ETERNALLY GRATEFUL

By Leopold G. Koss

Reprinted with permission of the author. Copyright (c)1997. All rights reserved.

On August 24 or 25th, 1942, I no longer remember the exact date, I crossed the French-Swiss border illegally on foot.

The border, in this case, was the crest of a mountain, Cornettes de Bise, elevation about 8,000 feet.

How and why I had decided to seek refuge in Switzerland is yet another story. Suffice it to say that the odds of being arrested in France as a Polish Jew and former soldier, and sent to a German concentration camp, were extremely high.

Switzerland appeared to be the only refuge available at that time, after having tried and failed in reaching England through Spain.

On the way to any destination, I had heard that although the official policies of the Swiss government was against acceptance of refugees and that many (including some friends of mine) were returned to France or into the hands of the Gestapo, there was a recent swell of public opinion to open the borders.

In fact, a anonymous woman on the train to Thonon, near the Swiss border, perhaps guessing my destination, handed me an article in the Journal de Geneve, published some days before, openly exhorting the government to open the borders to the victims of the Nazi persecution.

Apparently similar articles appeared in August 1942 in the German-Swiss press, notably the Neue Zuricher Zeitung, but I had never seen those. It must be remembered that, at that time, the Holocaust was still a well-kept German secret.

I entered Switzerland without difficulty through this unguarded mountain peak and was soon several kilometers inland, not having been molested by anyone.

Rather exhausted, hungry and thirsty, I voluntarily entered the barracks of a military unit, about 10 kilometers from the border, and declared myself a refugee.

I was fed and offered a cot to sleep.
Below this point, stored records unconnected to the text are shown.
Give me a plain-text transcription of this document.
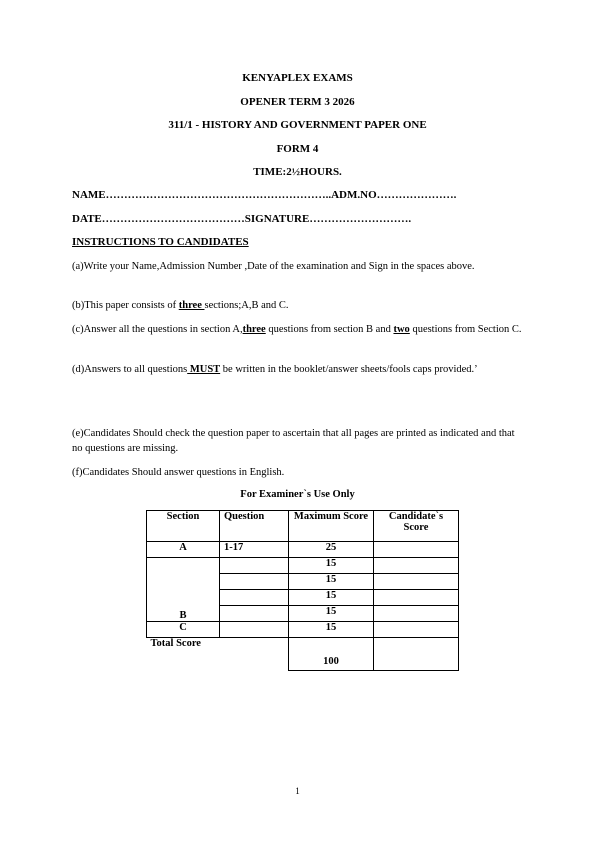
KENYAPLEX EXAMS
OPENER TERM 3 2026
311/1 - HISTORY AND GOVERNMENT PAPER ONE
FORM 4
TIME:2½HOURS.
NAME……………………………………………………..ADM.NO………………….
DATE…………………………………SIGNATURE……………………….
INSTRUCTIONS TO CANDIDATES
(a)Write your Name,Admission Number ,Date of the examination and Sign in the spaces above.
(b)This paper consists of three sections;A,B and C.
(c)Answer all the questions in section A,three questions from section B and two questions from Section C.
(d)Answers to all questions MUST be written in the booklet/answer sheets/fools caps provided.’
(e)Candidates Should check the question paper to ascertain that all pages are printed as indicated and that no questions are missing.
(f)Candidates Should answer questions in English.
For Examiner`s Use Only
Section	Question	Maximum Score	Candidate`s Score
A	1-17	25	
B		15	
		15	
		15	
		15	
C		15	
Total Score		100	
1
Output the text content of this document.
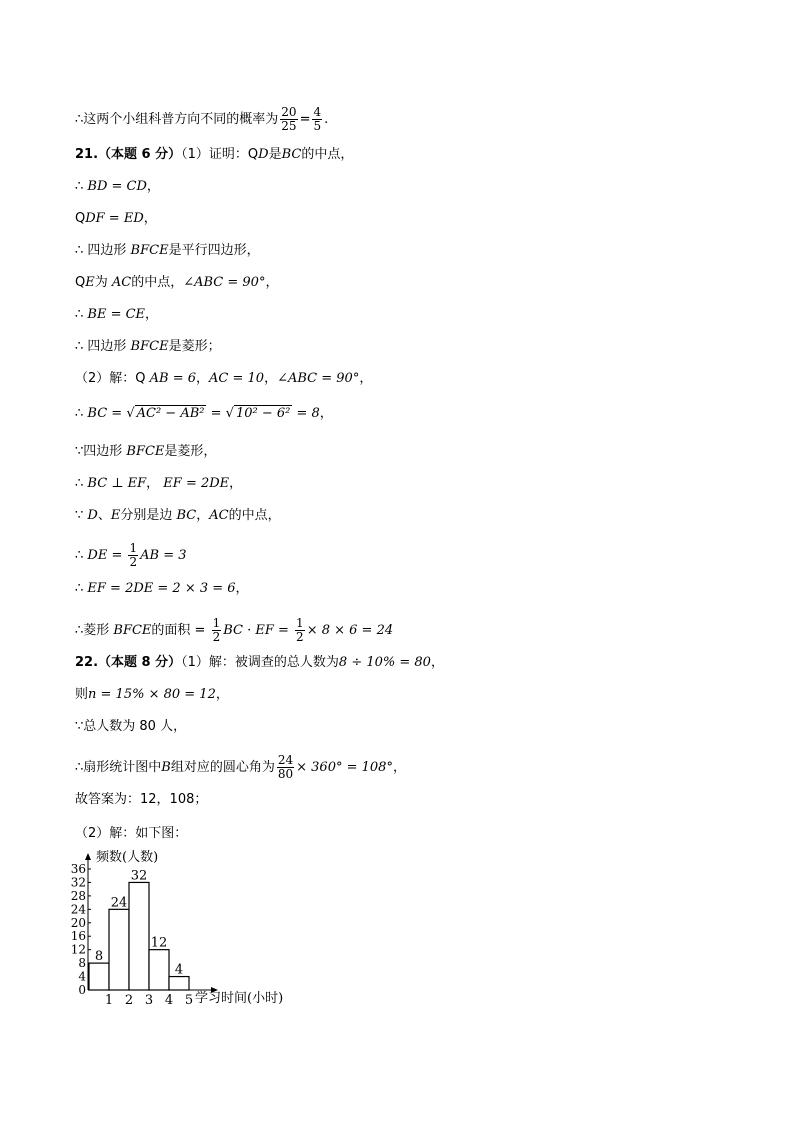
∴这两个小组科普方向不同的概率为 $\frac{20}{25} = \frac{4}{5}$ .
21.（本题 6 分）（1）证明：QD是BC的中点，
∴ BD = CD，
QDF = ED，
∴ 四边形 BFCE是平行四边形，
QE为 AC的中点，∠ABC = 90°，
∴ BE = CE，
∴ 四边形 BFCE是菱形；
（2）解：Q AB = 6，AC = 10，∠ABC = 90°，
∴ BC = √ AC² − AB² = √ 10² − 6² = 8，
∵四边形 BFCE是菱形，
∴ BC ⊥ EF， EF = 2DE，
∵ D、E分别是边 BC，AC的中点，
∴ DE = $\frac{1}{2}$ AB = 3
∴ EF = 2DE = 2 × 3 = 6，
∴菱形 BFCE的面积 = $\frac{1}{2}$ BC · EF = $\frac{1}{2} \times 8 \times 6 = 24$
22.（本题 8 分）（1）解：被调查的总人数为8 ÷ 10% = 80，
则n = 15% × 80 = 12，
∵总人数为 80 人，
∴扇形统计图中B组对应的圆心角为 $\frac{24}{80} \times 360^\circ = 108^\circ$，
故答案为：12，108；
（2）解：如下图：
频数(人数)
学习时间(小时)
0
4
8
12
16
20
24
28
32
36
8
24
32
12
4
1 2 3 4 5
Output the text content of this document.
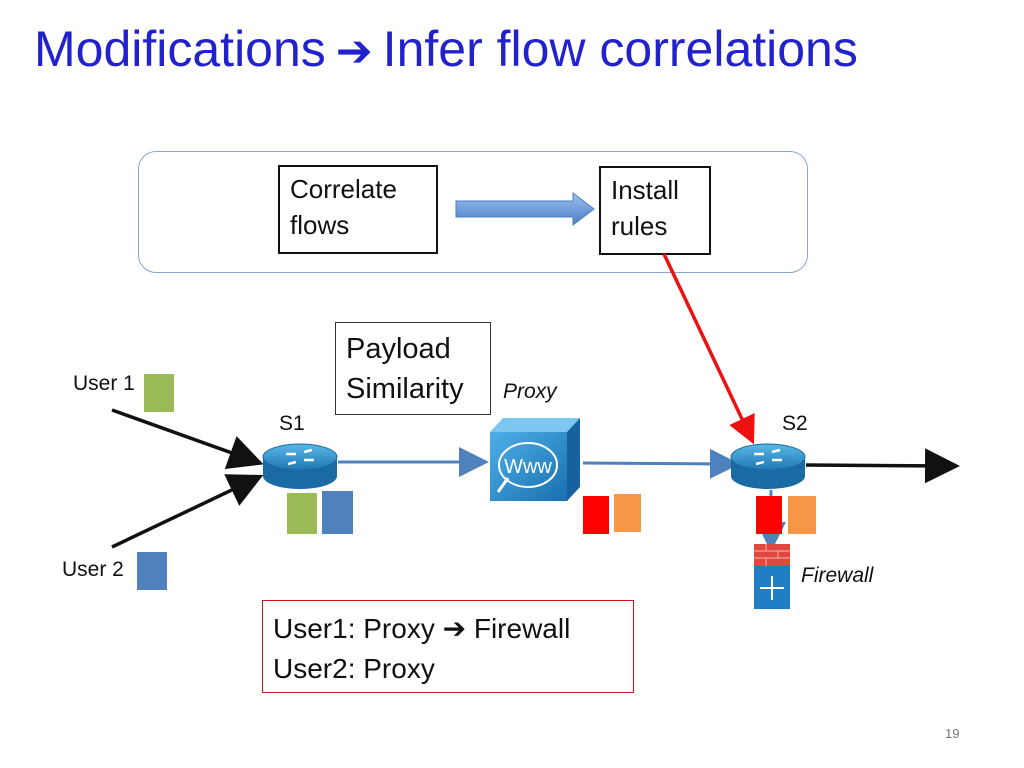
Modifications ➔ Infer flow correlations
Correlate
flows
Install
rules
Payload
Similarity
Www
User 1
User 2
S1	S2
Proxy
Firewall
User1: Proxy ➔ Firewall
User2: Proxy
19
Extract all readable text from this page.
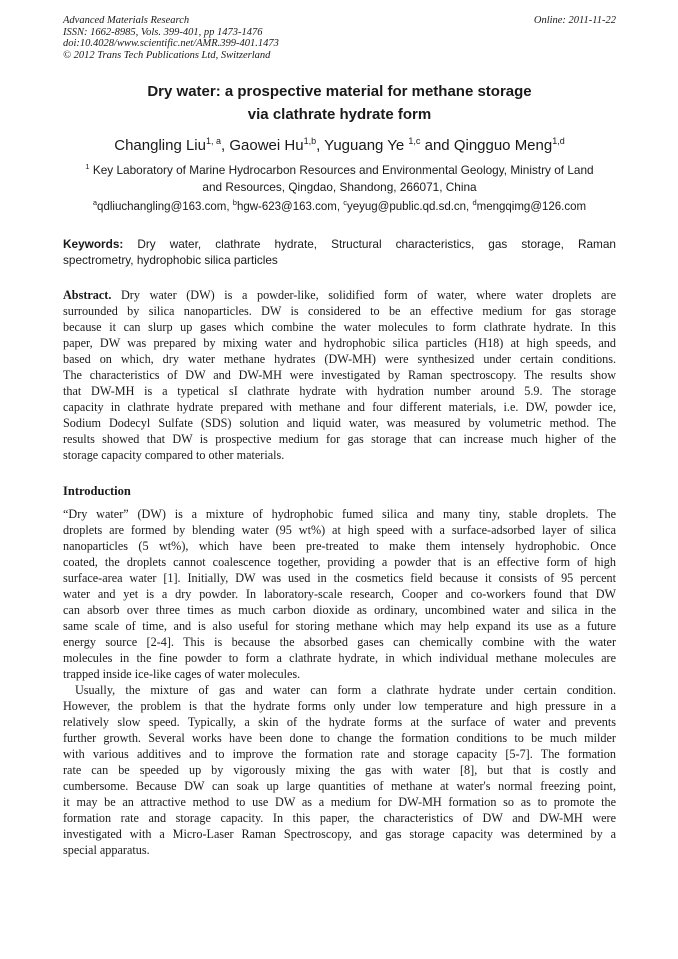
Advanced Materials Research
ISSN: 1662-8985, Vols. 399-401, pp 1473-1476
doi:10.4028/www.scientific.net/AMR.399-401.1473
© 2012 Trans Tech Publications Ltd, Switzerland
Online: 2011-11-22
Dry water: a prospective material for methane storage
via clathrate hydrate form
Changling Liu$^{1, a}$, Gaowei Hu$^{1,b}$, Yuguang Ye $^{1,c}$ and Qingguo Meng$^{1,d}$
$^1$ Key Laboratory of Marine Hydrocarbon Resources and Environmental Geology, Ministry of Land
and Resources, Qingdao, Shandong, 266071, China
$^a$qdliuchangling@163.com, $^b$hgw-623@163.com, $^c$yeyug@public.qd.sd.cn, $^d$mengqimg@126.com
Keywords: Dry water, clathrate hydrate, Structural characteristics, gas storage, Raman
spectrometry, hydrophobic silica particles
Abstract. Dry water (DW) is a powder-like, solidified form of water, where water droplets are
surrounded by silica nanoparticles. DW is considered to be an effective medium for gas storage
because it can slurp up gases which combine the water molecules to form clathrate hydrate. In this
paper, DW was prepared by mixing water and hydrophobic silica particles (H18) at high speeds, and
based on which, dry water methane hydrates (DW-MH) were synthesized under certain conditions.
The characteristics of DW and DW-MH were investigated by Raman spectroscopy. The results show
that DW-MH is a typetical sI clathrate hydrate with hydration number around 5.9. The storage
capacity in clathrate hydrate prepared with methane and four different materials, i.e. DW, powder ice,
Sodium Dodecyl Sulfate (SDS) solution and liquid water, was measured by volumetric method. The
results showed that DW is prospective medium for gas storage that can increase much higher of the
storage capacity compared to other materials.
Introduction
“Dry water” (DW) is a mixture of hydrophobic fumed silica and many tiny, stable droplets. The
droplets are formed by blending water (95 wt%) at high speed with a surface-adsorbed layer of silica
nanoparticles (5 wt%), which have been pre-treated to make them intensely hydrophobic. Once
coated, the droplets cannot coalescence together, providing a powder that is an effective form of high
surface-area water [1]. Initially, DW was used in the cosmetics field because it consists of 95 percent
water and yet is a dry powder. In laboratory-scale research, Cooper and co-workers found that DW
can absorb over three times as much carbon dioxide as ordinary, uncombined water and silica in the
same scale of time, and is also useful for storing methane which may help expand its use as a future
energy source [2-4]. This is because the absorbed gases can chemically combine with the water
molecules in the fine powder to form a clathrate hydrate, in which individual methane molecules are
trapped inside ice-like cages of water molecules.
Usually, the mixture of gas and water can form a clathrate hydrate under certain condition.
However, the problem is that the hydrate forms only under low temperature and high pressure in a
relatively slow speed. Typically, a skin of the hydrate forms at the surface of water and prevents
further growth. Several works have been done to change the formation conditions to be much milder
with various additives and to improve the formation rate and storage capacity [5-7]. The formation
rate can be speeded up by vigorously mixing the gas with water [8], but that is costly and
cumbersome. Because DW can soak up large quantities of methane at water's normal freezing point,
it may be an attractive method to use DW as a medium for DW-MH formation so as to promote the
formation rate and storage capacity. In this paper, the characteristics of DW and DW-MH were
investigated with a Micro-Laser Raman Spectroscopy, and gas storage capacity was determined by a
special apparatus.
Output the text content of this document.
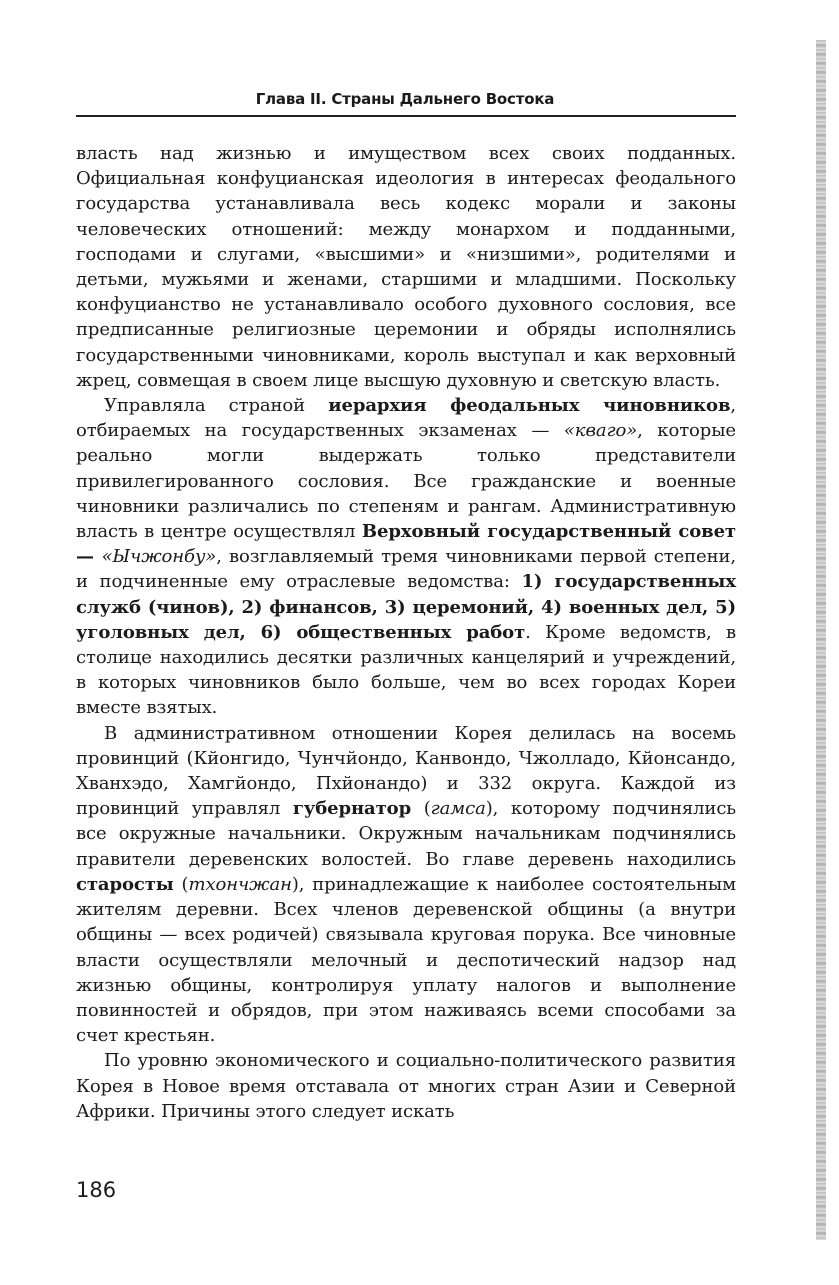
Глава II. Страны Дальнего Востока

власть над жизнью и имуществом всех своих подданных. Официальная конфуцианская идеология в интересах феодального государства устанавливала весь кодекс морали и законы человеческих отношений: между монархом и подданными, господами и слугами, «высшими» и «низшими», родителями и детьми, мужьями и женами, старшими и младшими. Поскольку конфуцианство не устанавливало особого духовного сословия, все предписанные религиозные церемонии и обряды исполнялись государственными чиновниками, король выступал и как верховный жрец, совмещая в своем лице высшую духовную и светскую власть.

Управляла страной иерархия феодальных чиновников, отбираемых на государственных экзаменах — «кваго», которые реально могли выдержать только представители привилегированного сословия. Все гражданские и военные чиновники различались по степеням и рангам. Административную власть в центре осуществлял Верховный государственный совет — «Ычжонбу», возглавляемый тремя чиновниками первой степени, и подчиненные ему отраслевые ведомства: 1) государственных служб (чинов), 2) финансов, 3) церемоний, 4) военных дел, 5) уголовных дел, 6) общественных работ. Кроме ведомств, в столице находились десятки различных канцелярий и учреждений, в которых чиновников было больше, чем во всех городах Кореи вместе взятых.

В административном отношении Корея делилась на восемь провинций (Кйонгидо, Чунчйондо, Канвондо, Чжолладо, Кйонсандо, Хванхэдо, Хамгйондо, Пхйонандо) и 332 округа. Каждой из провинций управлял губернатор (гамса), которому подчинялись все окружные начальники. Окружным начальникам подчинялись правители деревенских волостей. Во главе деревень находились старосты (тхончжан), принадлежащие к наиболее состоятельным жителям деревни. Всех членов деревенской общины (а внутри общины — всех родичей) связывала круговая порука. Все чиновные власти осуществляли мелочный и деспотический надзор над жизнью общины, контролируя уплату налогов и выполнение повинностей и обрядов, при этом наживаясь всеми способами за счет крестьян.

По уровню экономического и социально-политического развития Корея в Новое время отставала от многих стран Азии и Северной Африки. Причины этого следует искать

186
The soldiers, simple Swiss citizens, couldn't have been nicer.

The next day, I was formally arrested and sent to the police station in the small city of Martigny where I was put in jail.

I was interrogated by a police officer who promptly informed me that I was to be sent back to France as an illegal alien. However, he consented to listen to my story, told through tears, and offered to inquire of the authorities in Bern what should be done with me.

I discovered shortly thereafter that there was a group of at least 30 other men in the same predicament in the same Martigny jail. We were all treated with great consideration by the police and the guards.

A few days later we were apparently accepted and sent to a camp for political refugees established on the grounds of a penal institution, Belchasse (a sort of Sing-Sing) in Sugier-les-Vernes, in the Canton of Fribourg.

I spent several months in Belchasse, followed by several months in a labor camp in Aesch-bei-Birmensdorf, near Zurich.

It was hardly luxury but it was SAFE. I only wished that my parents and my only sister, who stayed in Poland, could have been with me. They all perished.

In September, 1943, I was allowed to resume studies of medicine at the University of Bern, the Swiss capital.

During the three and a half years that I spent at the University of Bern , I have never had to pay any tuition. The administration of the University, my professors and my colleagues were extremely considerate of my penury and loneliness, and offered moral and sometimes monetary support.

The Federal Police, to whom I had to report on a weekly and then monthly basis, were increasingly friendly, as the fortunes of war changed.

In fact, as I was leaving Switzerland for the United States in 1947 to start a new life, they addressed their last communications to me with the title "Doctor," better than the previous "refugee."

The Swiss have not only saved my life and that of thousands of other refugees, but also gave me an outstanding education that has allowed me to forge a successful scientific career in the United States.

I am now 76 years old, and eternally grateful to the Swiss people for what they have done for me.

As a token of my appreciation, through the courtesy of an Association of former medical students at the University of Bern, the Abelin Foundation, I established a lectureship at the University of Bern in October, 1996.

I hope that this lectureship will serve the purpose of conveying to my Swiss friends and to others that there was another war-time Switzerland, very remote from the dreary image of greed and collusion with the Nazis that is now emerging.

Leopold G. Koss, M.D.


The writer is professor and chairman emeritus of the Department of Pathology at the Montefiore Medical Center, Albert Einstein College of Medicine, New York.